Though there may not be an official definition of what democratized tech looks like, there is certainly a common understanding. With massive leaps in areas like cloud computing, AI, non-relational databases, and customer profiling, start-ups can quickly build exceptional personalised services and exceptional customer services.
Gone are the days when entrepreneurs to need bring together experts in all relevant fields. Instead, with the advent of services like AWS SageMaker, engineers, coders and product managers can build, train, tune, deploy and manage machine learning algorithms to enhance your offering and deliver a better service for their customers. And using an AWS ML engine does not tie a company’s products to AWS hosting, because of the distributed nature of tech, you can host on Azure (or any other host) while using AWS ML, or the other way round. At the same time, you can tie your product into a myriad of other services to improve your product, from currency conversion, shopping cart or payment services to weather data, financial news.
Web 3.0
Interaction via the world wide web, and specifically the generation and proliferation of content, has been evolving since it started becoming a popular medium in the late 1980s and early 1990s. Generally speaking, web 1.0 refers to static web pages, web 2.0 to web as a platform, where data and content is centralised within a small group of companies, often referred to as “Big Tech”. Web 3.0 is the decentralisation of content, meaning as a content owner (and this is where your brand comes into play), it is scattered across multiple platforms and still owned by you.
Ownership of your content and therefore your brand can be governed in a non-centralised way using blockchain (associated with, but actually separate to cryptocurrencies), and non-fungible tokens (NFTs).

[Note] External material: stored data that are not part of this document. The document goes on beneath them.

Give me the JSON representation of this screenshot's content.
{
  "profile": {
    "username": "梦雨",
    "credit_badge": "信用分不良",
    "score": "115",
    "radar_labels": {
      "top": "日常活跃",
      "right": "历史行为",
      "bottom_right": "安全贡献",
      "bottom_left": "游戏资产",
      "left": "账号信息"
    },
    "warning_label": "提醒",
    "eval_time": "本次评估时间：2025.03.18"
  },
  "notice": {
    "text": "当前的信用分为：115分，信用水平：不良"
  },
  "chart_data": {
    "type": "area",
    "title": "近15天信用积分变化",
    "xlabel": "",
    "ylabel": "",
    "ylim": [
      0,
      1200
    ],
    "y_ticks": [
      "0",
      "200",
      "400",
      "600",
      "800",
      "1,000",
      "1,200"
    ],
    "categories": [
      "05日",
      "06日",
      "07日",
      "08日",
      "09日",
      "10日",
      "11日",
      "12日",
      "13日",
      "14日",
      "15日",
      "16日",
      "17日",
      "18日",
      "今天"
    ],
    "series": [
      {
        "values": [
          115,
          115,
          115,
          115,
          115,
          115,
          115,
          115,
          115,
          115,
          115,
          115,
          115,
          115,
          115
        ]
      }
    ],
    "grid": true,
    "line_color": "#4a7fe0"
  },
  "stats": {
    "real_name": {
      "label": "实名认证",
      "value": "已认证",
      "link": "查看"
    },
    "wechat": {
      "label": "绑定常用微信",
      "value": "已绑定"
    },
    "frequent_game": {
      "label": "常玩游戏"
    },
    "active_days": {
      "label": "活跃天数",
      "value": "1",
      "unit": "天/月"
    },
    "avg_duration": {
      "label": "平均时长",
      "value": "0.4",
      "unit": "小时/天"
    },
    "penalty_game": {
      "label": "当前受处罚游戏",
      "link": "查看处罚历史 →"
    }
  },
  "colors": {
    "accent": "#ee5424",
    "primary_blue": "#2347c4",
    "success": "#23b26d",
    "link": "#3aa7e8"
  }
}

“Ok”, I hear you say, “but what has that got to do with the Democratization of Tech?” Well, that is a great question. In web 2.0 your brand and the content you created to represent your brand, but was very much beholden to the centralised big tech firms that owned the platforms. In a decentralised web, two things change. The first is ownership, you own the content and can prove ownership via NFTs and blockchain comparisons. This means the content is yours and this means that if the platforms what to proliferate the content to their users then the revenue model could change to one of shared profit rather than all in the platform’s favour. This is a big “if” of course and relies on content providers comprehending the value they bring to platforms en-mass. Currently, content providers currently post content for free and then monetise externally, or via endorsements. This puts all power in the hands of the platform, only by taking ownership of your content and selectively allowing platforms to use it, does the relationship change.
The second change is that because your content is decentralised, can be tracked and classified across all platforms and even on non-platforms, then your brand is controlled by you. And when this is extrapolated across all brands there is no authorities determining where or how you push your message to your customers.

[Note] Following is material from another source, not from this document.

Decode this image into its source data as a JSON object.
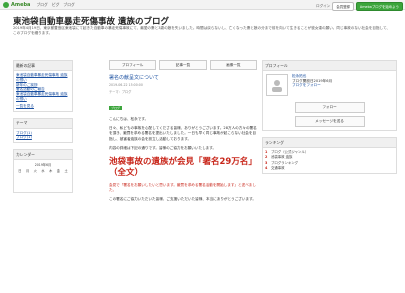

This is akin to what is happening in the economic world. Currently, monetary policy is centralised and dictated by centralised banks that set exchange rates and determine the boundaries of the markets. If Cryptocurrencies do become a mainstream form of payment then centralised institutions lose control. And it is the market, aka the users of the product, that control its destiny and set the boundaries — a true market-led economy.
What of the future?
While this may sound exciting, we do need to be cautious. This is very much unknown territory and some have expressed the potential proliferation of spam, online harassment or hate speech. Reddit and Discord have made tentative steps integrating NFTs into their content. Though Discord quickly made a u-turn after backlash from users. However, this seemed to be based on a distrust of NFT technology with a possible parallel to the way banks shunned cloud hosting in the 2000’s due to a lack of trust in data privacy. Others, like Jack Dorsey (ex-CEO of Twitter) have dismissed the democratisation of technology as a play by venture capitalists to shift power from the platforms to the economists.

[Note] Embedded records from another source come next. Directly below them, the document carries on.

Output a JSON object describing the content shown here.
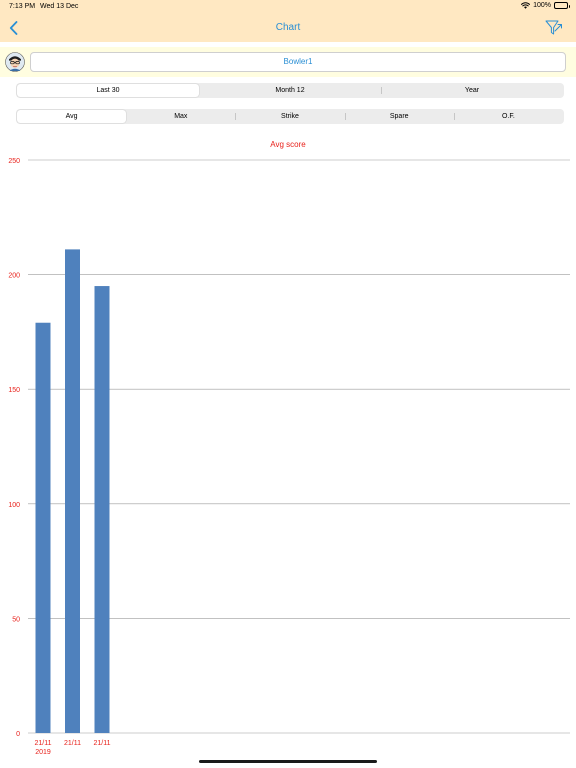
{
  "status_bar": {
    "time": "7:13 PM",
    "date": "Wed 13 Dec",
    "battery_percent": "100%",
    "battery_level": 1.0
  },
  "nav": {
    "title": "Chart",
    "back_icon": "chevron-left-icon",
    "filter_icon": "filter-icon"
  },
  "bowler": {
    "name": "Bowler1",
    "avatar_icon": "bowler-avatar-icon"
  },
  "period_tabs": [
    {
      "label": "Last 30",
      "selected": true
    },
    {
      "label": "Month 12",
      "selected": false
    },
    {
      "label": "Year",
      "selected": false
    }
  ],
  "metric_tabs": [
    {
      "label": "Avg",
      "selected": true
    },
    {
      "label": "Max",
      "selected": false
    },
    {
      "label": "Strike",
      "selected": false
    },
    {
      "label": "Spare",
      "selected": false
    },
    {
      "label": "O.F.",
      "selected": false
    }
  ],
  "colors": {
    "accent": "#2a8fd4",
    "bar": "#4f81bd",
    "axis_label": "#e8201a",
    "nav_bg": "#ffe8c2",
    "bowler_row_bg": "#fffde0"
  },
  "chart_data": {
    "type": "bar",
    "title": "Avg score",
    "categories": [
      "21/11\n2019",
      "21/11",
      "21/11"
    ],
    "values": [
      179,
      211,
      195
    ],
    "ylim": [
      0,
      250
    ],
    "yticks": [
      0,
      50,
      100,
      150,
      200,
      250
    ],
    "grid": true,
    "xlabel": "",
    "ylabel": ""
  }
}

As with any significant shift in technology, time will tell, and it will likely be the users who decide. It may turn out that the definition of “user” is shifting, and the boundary between “consumer” and “provider” is becoming blurred. The benefits to brands of having better ownership of their image across platforms and non-platform content alike are highly valuable. What is clearer is that the last thirty years of the web is just the start, and we have a fantastically exciting journey ahead!